Eine Kündigung, die Aufsehen erregt: "Ich möchte kein Teil mehr von diesem Gesundheitswesen sein", schreibt eine Pflegedienstleiterin, die unter den aktuellen Corona-Verschriften nicht mehr arbeiten will. Sie kritisiert, dass Bewohner ohne Symptome in ihren Zimmern isoliert werden müssten. Am schlimmsten sei, dass Bewohner, die "sich mit Corona infiziert haben und im Sterben liegen, nicht von ihren Angehörigen begleitet werden dürfen". Ihre Chefin macht den Fall öffentlich.

Kündigung Quadrat Foto iStock Stadtratte

Die Kündigung der Pflegeleitung verursachte großen Wirbel

Das Kündigungsschreiben ist noch ganz frisch.
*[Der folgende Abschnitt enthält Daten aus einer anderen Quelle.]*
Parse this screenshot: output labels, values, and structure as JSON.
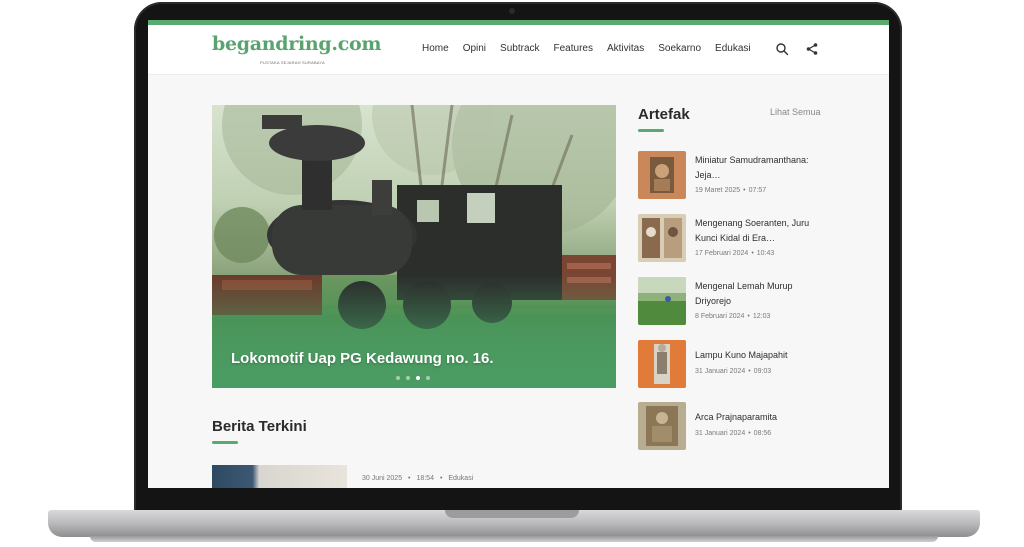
{
  "site": {
    "logo": "begandring.com",
    "tagline": "PUSTAKA SEJARAH SURABAYA",
    "accent_color": "#5aaa70"
  },
  "nav": {
    "items": [
      "Home",
      "Opini",
      "Subtrack",
      "Features",
      "Aktivitas",
      "Soekarno",
      "Edukasi"
    ],
    "search_icon": "search-icon",
    "share_icon": "share-icon"
  },
  "hero": {
    "caption": "Lokomotif Uap PG Kedawung no. 16.",
    "slide_count": 4,
    "active_slide": 3
  },
  "latest": {
    "title": "Berita Terkini",
    "first": {
      "date": "30 Juni 2025",
      "time": "18:54",
      "category": "Edukasi"
    }
  },
  "sidebar": {
    "title": "Artefak",
    "see_all": "Lihat Semua",
    "items": [
      {
        "title": "Miniatur Samudramanthana: Jeja…",
        "date": "19 Maret 2025",
        "time": "07:57"
      },
      {
        "title": "Mengenang Soeranten, Juru Kunci Kidal di Era…",
        "date": "17 Februari 2024",
        "time": "10:43"
      },
      {
        "title": "Mengenal Lemah Murup Driyorejo",
        "date": "8 Februari 2024",
        "time": "12:03"
      },
      {
        "title": "Lampu Kuno Majapahit",
        "date": "31 Januari 2024",
        "time": "09:03"
      },
      {
        "title": "Arca Prajnaparamita",
        "date": "31 Januari 2024",
        "time": "08:56"
      }
    ]
  }
}
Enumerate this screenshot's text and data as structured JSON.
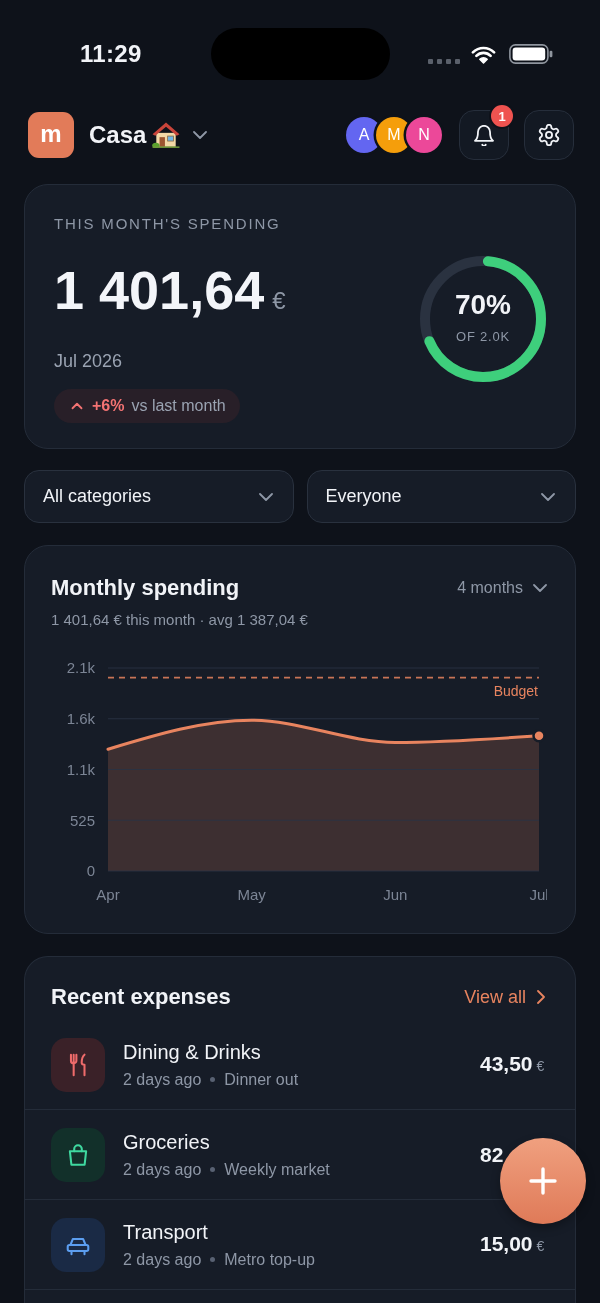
{
  "status_bar": {
    "time": "11:29"
  },
  "header": {
    "household_initial": "m",
    "household_name": "Casa",
    "members": [
      {
        "initial": "A",
        "color": "#6366f1"
      },
      {
        "initial": "M",
        "color": "#f59e0b"
      },
      {
        "initial": "N",
        "color": "#ec4899"
      }
    ],
    "notification_count": "1"
  },
  "spending_card": {
    "label": "THIS MONTH'S SPENDING",
    "amount": "1 401,64",
    "currency": "€",
    "period": "Jul 2026",
    "trend": {
      "increase": true,
      "change": "+6%",
      "text": "vs last month"
    },
    "budget_ring": {
      "level": 0.7,
      "percent": "70%",
      "caption": "OF 2.0K"
    }
  },
  "filters": [
    {
      "label": "All categories"
    },
    {
      "label": "Everyone"
    }
  ],
  "chart_card": {
    "title": "Monthly spending",
    "range": "4 months",
    "summary": "1 401,64 € this month · avg 1 387,04 €",
    "chart_data": {
      "type": "area",
      "categories": [
        "Apr",
        "May",
        "Jun",
        "Jul"
      ],
      "series": [
        {
          "color": "#e8845f",
          "values": [
            1260,
            1560,
            1330,
            1400
          ]
        }
      ],
      "ylim": [
        0,
        2100
      ],
      "yticks": [
        0,
        525,
        {
          "value": 1050,
          "label": "1.1k"
        },
        {
          "value": 1575,
          "label": "1.6k"
        },
        {
          "value": 2100,
          "label": "2.1k"
        }
      ],
      "grid": true,
      "ref_lines": [
        {
          "axis": "y",
          "value": 2000,
          "label": "Budget"
        }
      ]
    }
  },
  "recent_expenses": {
    "title": "Recent expenses",
    "view_all": "View all",
    "items": [
      {
        "kind": "dining",
        "title": "Dining & Drinks",
        "when": "2 days ago",
        "note": "Dinner out",
        "amount": "43,50",
        "currency": "€"
      },
      {
        "kind": "groceries",
        "title": "Groceries",
        "when": "2 days ago",
        "note": "Weekly market",
        "amount": "82"
      },
      {
        "kind": "transport",
        "title": "Transport",
        "when": "2 days ago",
        "note": "Metro top-up",
        "amount": "15,00",
        "currency": "€"
      }
    ]
  }
}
Am vergangenen Freitag lag es bei der Leiterin des Seniorenheims in Bad Doberan auf dem Tisch. Sandra Hirsack ist fassungslos und traurig, dass ihre Pflegedienstleitung nach acht Jahren aufgibt, weil sie die derzeitigen Corona-Vorschriften nicht mehr mittragen will. Hirsack sagt: "Ich möchte nicht mehr länger meinen Mund halten" und postet das anonymisierte Kündigungsschreiben auf ihrem Facebook-Account und dem des Seniorenheims. Mit dem Einverständnis der kündigenden Pflegeleitung hat sie es auch an die Gesundheitsministerin des Landes, Stefanie Drese, den Landrat, die Heimaufsicht und das Gesundheitsamt weitergeleitet.

Die Ostsee-Zeitung hat den Fall aufgegriffen und mit Jolanta Armbrecht gesprochen. Sie ist die Geschäftsführerin des Trägers des Pflegeheims, der Volkssolidarität Bad Doberan / Rostock-Land, und stößt ins selbe Horn wie Hirsack: "Es ist leider nicht die erste durch die Politik verursachte Kündigung und auch nicht die letzte." Sie beklagt, dass Pflegekräfte "mit Herz und Verstand" den Beruf verließen und die verbleibenden zunehmend an den Umständen verzweifelten. Von der Politik fordert Armbrecht gegenüber der Zeitung ein Umdenken, denn der Personalmangel werde eben durch die Politik verschärft, unter anderem durch die einrichtungsbezogene Impfpflicht.

Mecklenburg-Vorpommerns Gesundheitsministerin Stefanie Drese lässt sich von der Kündigung wenig beeindrucken und hält an der Impfpflicht fest, schreibt die Ostsee-Zeitung. Sie argumentiert mit deutlich leichteren Verläufen bei geimpften hochbetagten, multimorbiden Personen und einer geringeren Zahl von erforderlichen Krankenhaus- oder gar Intensivstation-Aufenthalten. Die Impfpflicht sei ein wichtiger Baustein für einen bestmöglichen Schutz von älteren und vorerkrankten Menschen. Und Drese sagt zwischen den Zeilen, was sie erwartet: "Es sei bedauerlich, dass gute und engagierte Pflegekräfte diese Einschätzung nicht teilten."